Jednostki piechoty z imionami. Pomysły sprzed lat, których brakuje dziś w grach
- Świetne pomysły sprzed lat, których brakuje w nowych grach
- God games – zostań Bogiem
- Sekretne pomieszczenia
- Płacenie postaciom NPC za pracę
- Jednostki piechoty z imionami
- Mimika twarzy, którą musimy obserwować
- Podkopy pod wrogie fortyfikacje
- Portale jak w Portalu
- Ścieżki a la The Settlers
- Punkty akcji
- Cheaty i kody
- Jesteś najlepszy! High Scores
Jednostki piechoty z imionami

Jeszcze Original War nie zginęło, póki żyje rzesza fanów gry zaproponowanej w 2001 roku przez zespół Altar Interactive. Ten oryginalny RTS wykroił niezły kawałek z tortu popularności owego gatunku. Popularności, która utrzymywała się przez ładnych kilka lat po premierze przełomowego Command & Conquer. OW charakteryzowało się między innymi tym, że każdy z żołnierzy posiadał indywidualne współczynniki rozwijające się wraz z nabieraniem doświadczenia w walkach.

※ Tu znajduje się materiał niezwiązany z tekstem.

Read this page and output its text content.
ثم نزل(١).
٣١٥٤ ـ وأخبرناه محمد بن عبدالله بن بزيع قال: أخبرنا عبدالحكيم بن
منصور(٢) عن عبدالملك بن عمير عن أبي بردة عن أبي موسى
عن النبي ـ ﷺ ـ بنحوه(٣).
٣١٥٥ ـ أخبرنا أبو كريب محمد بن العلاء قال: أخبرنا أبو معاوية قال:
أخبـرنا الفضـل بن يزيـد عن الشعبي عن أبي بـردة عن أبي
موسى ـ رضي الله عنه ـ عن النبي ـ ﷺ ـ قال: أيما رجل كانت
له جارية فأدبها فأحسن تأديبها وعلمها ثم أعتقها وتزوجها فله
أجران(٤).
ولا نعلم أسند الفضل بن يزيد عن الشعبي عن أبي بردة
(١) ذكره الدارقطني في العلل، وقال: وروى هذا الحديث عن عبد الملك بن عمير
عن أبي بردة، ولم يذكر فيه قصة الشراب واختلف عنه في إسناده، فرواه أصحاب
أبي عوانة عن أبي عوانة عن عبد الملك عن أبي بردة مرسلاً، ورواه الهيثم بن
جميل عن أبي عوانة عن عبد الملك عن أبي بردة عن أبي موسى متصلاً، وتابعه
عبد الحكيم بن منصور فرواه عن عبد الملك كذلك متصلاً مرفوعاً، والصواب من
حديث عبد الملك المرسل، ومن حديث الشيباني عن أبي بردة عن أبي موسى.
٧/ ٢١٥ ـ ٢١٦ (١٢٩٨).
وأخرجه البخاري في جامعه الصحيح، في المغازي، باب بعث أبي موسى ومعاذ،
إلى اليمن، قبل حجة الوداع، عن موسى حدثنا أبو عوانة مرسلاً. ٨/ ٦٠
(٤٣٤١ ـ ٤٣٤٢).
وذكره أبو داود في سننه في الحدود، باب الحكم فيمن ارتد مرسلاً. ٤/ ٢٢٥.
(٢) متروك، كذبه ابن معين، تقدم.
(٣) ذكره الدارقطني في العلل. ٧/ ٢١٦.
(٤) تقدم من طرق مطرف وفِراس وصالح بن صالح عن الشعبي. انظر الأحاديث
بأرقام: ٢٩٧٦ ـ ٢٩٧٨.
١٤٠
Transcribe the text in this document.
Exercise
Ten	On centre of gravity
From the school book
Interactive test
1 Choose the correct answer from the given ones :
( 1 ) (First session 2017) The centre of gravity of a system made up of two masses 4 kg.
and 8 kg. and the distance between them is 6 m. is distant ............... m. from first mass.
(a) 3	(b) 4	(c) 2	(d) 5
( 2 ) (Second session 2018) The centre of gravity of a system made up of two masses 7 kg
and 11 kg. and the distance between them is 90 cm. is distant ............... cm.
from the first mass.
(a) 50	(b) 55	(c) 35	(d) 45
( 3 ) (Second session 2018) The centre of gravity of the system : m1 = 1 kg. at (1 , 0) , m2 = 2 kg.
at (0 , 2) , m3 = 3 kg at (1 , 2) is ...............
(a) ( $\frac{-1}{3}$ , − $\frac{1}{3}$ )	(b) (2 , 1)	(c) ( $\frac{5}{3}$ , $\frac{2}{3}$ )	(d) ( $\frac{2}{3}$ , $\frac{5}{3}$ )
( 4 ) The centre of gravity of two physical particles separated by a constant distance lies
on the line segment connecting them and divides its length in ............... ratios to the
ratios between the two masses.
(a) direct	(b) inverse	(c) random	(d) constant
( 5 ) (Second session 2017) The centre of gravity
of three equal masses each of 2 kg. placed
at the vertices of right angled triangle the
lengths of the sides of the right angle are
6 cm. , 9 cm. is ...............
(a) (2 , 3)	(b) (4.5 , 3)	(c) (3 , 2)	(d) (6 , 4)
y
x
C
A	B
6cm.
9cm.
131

Dzieło naszych czeskich sąsiadów zdecydowanie wyróżnia się na tle dawnej i obecnej konkurencji. Choć w grach taktycznych, w których dowodzimy mniejszymi oddziałami, takich jak chociażby UFO: Enemy Unknown, nadawanie naszym wojakom imion – kto nie miał w składzie Jacka z IIb, niech pierwszy rzuci dyskietką – się zdarzało. Co prawda już w Red Alercie w trakcie kilku misji sterowaliśmy komandoską Tanyą, ale to tylko wyjątek potwierdzający regułę. Z wcześniejszych tytułów, w których nasi podkomendni nie byli zwyczajnym mięsem armatnim, warto również wspomnieć Cannon Foddera. W tym niezapomnianym dziele firmy Sensible Software nawet polegli doczekali się imiennych nagrobków zapełniających w miarę kolejnych strat widoczny w menu gry pagórek.

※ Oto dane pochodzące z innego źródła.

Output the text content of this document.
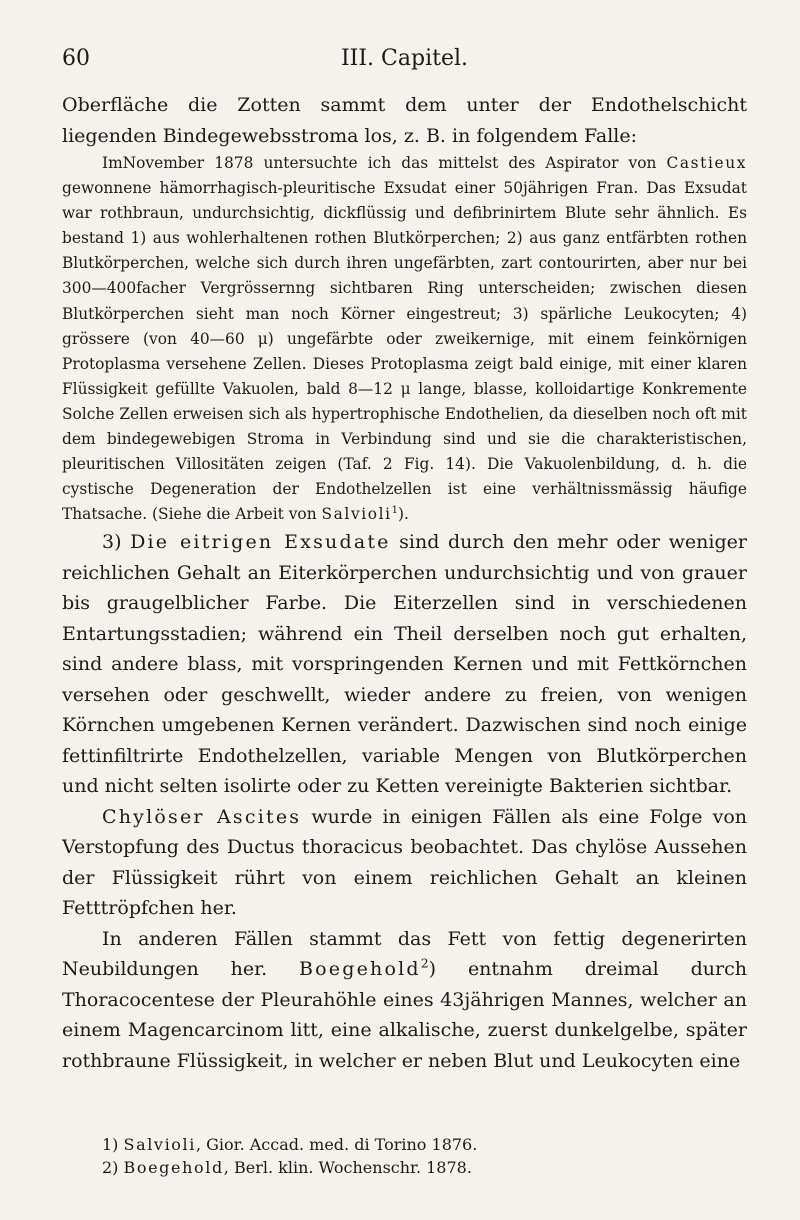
60	III. Capitel.

Oberfläche die Zotten sammt dem unter der Endothelschicht liegenden Bindegewebsstroma los, z. B. in folgendem Falle:

ImNovember 1878 untersuchte ich das mittelst des Aspirator von Castieux gewonnene hämorrhagisch-pleuritische Exsudat einer 50jährigen Fran. Das Exsudat war rothbraun, undurchsichtig, dickflüssig und defibrinirtem Blute sehr ähnlich. Es bestand 1) aus wohlerhaltenen rothen Blutkörperchen; 2) aus ganz entfärbten rothen Blutkörperchen, welche sich durch ihren ungefärbten, zart contourirten, aber nur bei 300—400facher Vergrössernng sichtbaren Ring unterscheiden; zwischen diesen Blutkörperchen sieht man noch Körner eingestreut; 3) spärliche Leukocyten; 4) grössere (von 40—60 μ) ungefärbte oder zweikernige, mit einem feinkörnigen Protoplasma versehene Zellen. Dieses Protoplasma zeigt bald einige, mit einer klaren Flüssigkeit gefüllte Vakuolen, bald 8—12 μ lange, blasse, kolloidartige Konkremente Solche Zellen erweisen sich als hypertrophische Endothelien, da dieselben noch oft mit dem bindegewebigen Stroma in Verbindung sind und sie die charakteristischen, pleuritischen Villositäten zeigen (Taf. 2 Fig. 14). Die Vakuolenbildung, d. h. die cystische Degeneration der Endothelzellen ist eine verhältnissmässig häufige Thatsache. (Siehe die Arbeit von Salvioli$^1$).

3) Die eitrigen Exsudate sind durch den mehr oder weniger reichlichen Gehalt an Eiterkörperchen undurchsichtig und von grauer bis graugelblicher Farbe. Die Eiterzellen sind in verschiedenen Entartungsstadien; während ein Theil derselben noch gut erhalten, sind andere blass, mit vorspringenden Kernen und mit Fettkörnchen versehen oder geschwellt, wieder andere zu freien, von wenigen Körnchen umgebenen Kernen verändert. Dazwischen sind noch einige fettinfiltrirte Endothelzellen, variable Mengen von Blutkörperchen und nicht selten isolirte oder zu Ketten vereinigte Bakterien sichtbar.

Chylöser Ascites wurde in einigen Fällen als eine Folge von Verstopfung des Ductus thoracicus beobachtet. Das chylöse Aussehen der Flüssigkeit rührt von einem reichlichen Gehalt an kleinen Fetttröpfchen her.

In anderen Fällen stammt das Fett von fettig degenerirten Neubildungen her. Boegehold$^2$) entnahm dreimal durch Thoracocentese der Pleurahöhle eines 43jährigen Mannes, welcher an einem Magencarcinom litt, eine alkalische, zuerst dunkelgelbe, später rothbraune Flüssigkeit, in welcher er neben Blut und Leukocyten eine

1) Salvioli, Gior. Accad. med. di Torino 1876.

2) Boegehold, Berl. klin. Wochenschr. 1878.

Original War podążało więc ścieżką wytyczoną przez kultową markę, sięgającą korzeniami komputerów Amiga. I robiło to na tyle dobrze, że po dziś dzień jest pamiętane właśnie z tego powodu. Czy jednak kiedykolwiek doczeka się godnego następcy? Wątpliwe, bo RTS-y jako gatunek w ostatnich latach wyraźnie niedomagają.